I was slightly consoled by my weekly go on a weighing machine on the platform. You put a penny in the slot and it printed your weight on a cardboard ticket. I'm not sure why it was thought that railway passengers might be overcome by a sudden impulse to weigh themselves. But that magical machine gave me more pleasure than technologies yet to be invented. Unlike those, it did one small thing very well and never got above its station.
A man and a small boy at an empty, windswept station in the 1950s going on a make-believe journey in a grubby yet strangely cosy railway carriage with thick upholstery and framed scenes of Britain above the seats: I'd like to say the memory is sepia-tinged but I'd be lying because I can still see the colours. The cream zig-zag-edged awning over the platform, the dark green seats of the carriage, the bright red weighing machine.
Above all, those fantasy journeys we took were an introduction to the potency of the fourth dimension: the Imagination.

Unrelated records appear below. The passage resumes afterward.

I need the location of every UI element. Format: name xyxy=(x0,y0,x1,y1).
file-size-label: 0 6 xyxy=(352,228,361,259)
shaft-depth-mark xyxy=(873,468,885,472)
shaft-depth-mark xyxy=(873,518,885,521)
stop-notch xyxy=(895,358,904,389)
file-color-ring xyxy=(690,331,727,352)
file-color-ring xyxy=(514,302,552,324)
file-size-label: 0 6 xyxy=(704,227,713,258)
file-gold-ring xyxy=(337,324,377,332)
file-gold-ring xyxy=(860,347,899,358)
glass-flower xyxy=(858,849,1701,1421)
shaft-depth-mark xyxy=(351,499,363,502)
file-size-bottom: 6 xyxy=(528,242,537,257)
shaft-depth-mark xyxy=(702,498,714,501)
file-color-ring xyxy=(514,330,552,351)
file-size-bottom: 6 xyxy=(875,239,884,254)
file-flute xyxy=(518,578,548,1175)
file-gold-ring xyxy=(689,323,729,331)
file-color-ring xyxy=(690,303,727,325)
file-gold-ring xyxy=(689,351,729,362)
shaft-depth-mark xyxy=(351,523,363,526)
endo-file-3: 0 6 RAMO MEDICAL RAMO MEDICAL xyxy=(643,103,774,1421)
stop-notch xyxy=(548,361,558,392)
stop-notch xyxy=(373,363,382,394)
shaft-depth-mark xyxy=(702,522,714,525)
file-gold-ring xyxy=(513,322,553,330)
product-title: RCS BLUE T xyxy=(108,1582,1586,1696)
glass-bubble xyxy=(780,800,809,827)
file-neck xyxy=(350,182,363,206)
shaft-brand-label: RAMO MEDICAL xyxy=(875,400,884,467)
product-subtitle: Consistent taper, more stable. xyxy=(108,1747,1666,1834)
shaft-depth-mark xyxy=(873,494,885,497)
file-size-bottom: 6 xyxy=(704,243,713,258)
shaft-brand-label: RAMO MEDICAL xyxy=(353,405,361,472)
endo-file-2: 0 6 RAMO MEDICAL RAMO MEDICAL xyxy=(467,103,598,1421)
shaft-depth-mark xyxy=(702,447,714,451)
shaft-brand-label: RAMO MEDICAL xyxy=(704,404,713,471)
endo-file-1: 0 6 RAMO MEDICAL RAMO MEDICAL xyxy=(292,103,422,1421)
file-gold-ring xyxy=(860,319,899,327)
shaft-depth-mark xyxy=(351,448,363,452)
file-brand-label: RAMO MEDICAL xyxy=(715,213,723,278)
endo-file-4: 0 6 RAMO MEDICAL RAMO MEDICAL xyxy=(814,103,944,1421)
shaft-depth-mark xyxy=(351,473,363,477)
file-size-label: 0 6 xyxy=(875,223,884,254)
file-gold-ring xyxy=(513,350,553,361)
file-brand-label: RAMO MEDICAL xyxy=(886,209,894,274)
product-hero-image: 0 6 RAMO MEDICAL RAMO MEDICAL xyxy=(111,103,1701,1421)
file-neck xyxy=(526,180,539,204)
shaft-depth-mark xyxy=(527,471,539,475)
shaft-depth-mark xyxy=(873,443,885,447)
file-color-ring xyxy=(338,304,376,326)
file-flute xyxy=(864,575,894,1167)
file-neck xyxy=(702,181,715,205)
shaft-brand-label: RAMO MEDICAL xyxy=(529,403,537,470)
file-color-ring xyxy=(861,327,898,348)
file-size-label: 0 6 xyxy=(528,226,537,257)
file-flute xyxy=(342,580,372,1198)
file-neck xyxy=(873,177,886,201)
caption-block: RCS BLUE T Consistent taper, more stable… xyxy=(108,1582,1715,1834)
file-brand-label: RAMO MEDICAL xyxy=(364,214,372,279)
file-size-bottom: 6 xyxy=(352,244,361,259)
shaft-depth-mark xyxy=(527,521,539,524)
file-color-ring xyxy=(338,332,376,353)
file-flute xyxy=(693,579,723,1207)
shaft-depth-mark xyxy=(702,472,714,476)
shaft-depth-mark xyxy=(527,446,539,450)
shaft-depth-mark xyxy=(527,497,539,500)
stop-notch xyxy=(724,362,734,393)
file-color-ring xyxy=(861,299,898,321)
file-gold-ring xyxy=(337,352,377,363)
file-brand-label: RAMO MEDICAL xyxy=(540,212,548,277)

Not a place to live your life - particularly as Reality is liable to burst in wielding a disapproving broom - but an essential part of being human and the crucible of creativity.
I doubt that CGI and cyber-worlds will provide quite such fond memories for today's children as that image of a father and son sharing an imaginary journey to imagined places in a deserted railway siding.
Choo-choo!
2 Comments:
I remember Terry Coleman (if it's the same chap) when he wrote for The Guardian in the 80s. He hated pop music, I recall, so some bright spark sent him to cover Live Aid. He was very rude about Simple Minds.
tim: yes, it's the same chap.
He was already with The Guardian when he published The Railway Navvies in 1965.
He was a very good, rather idiosyncratic journalist and also did dome good interviews.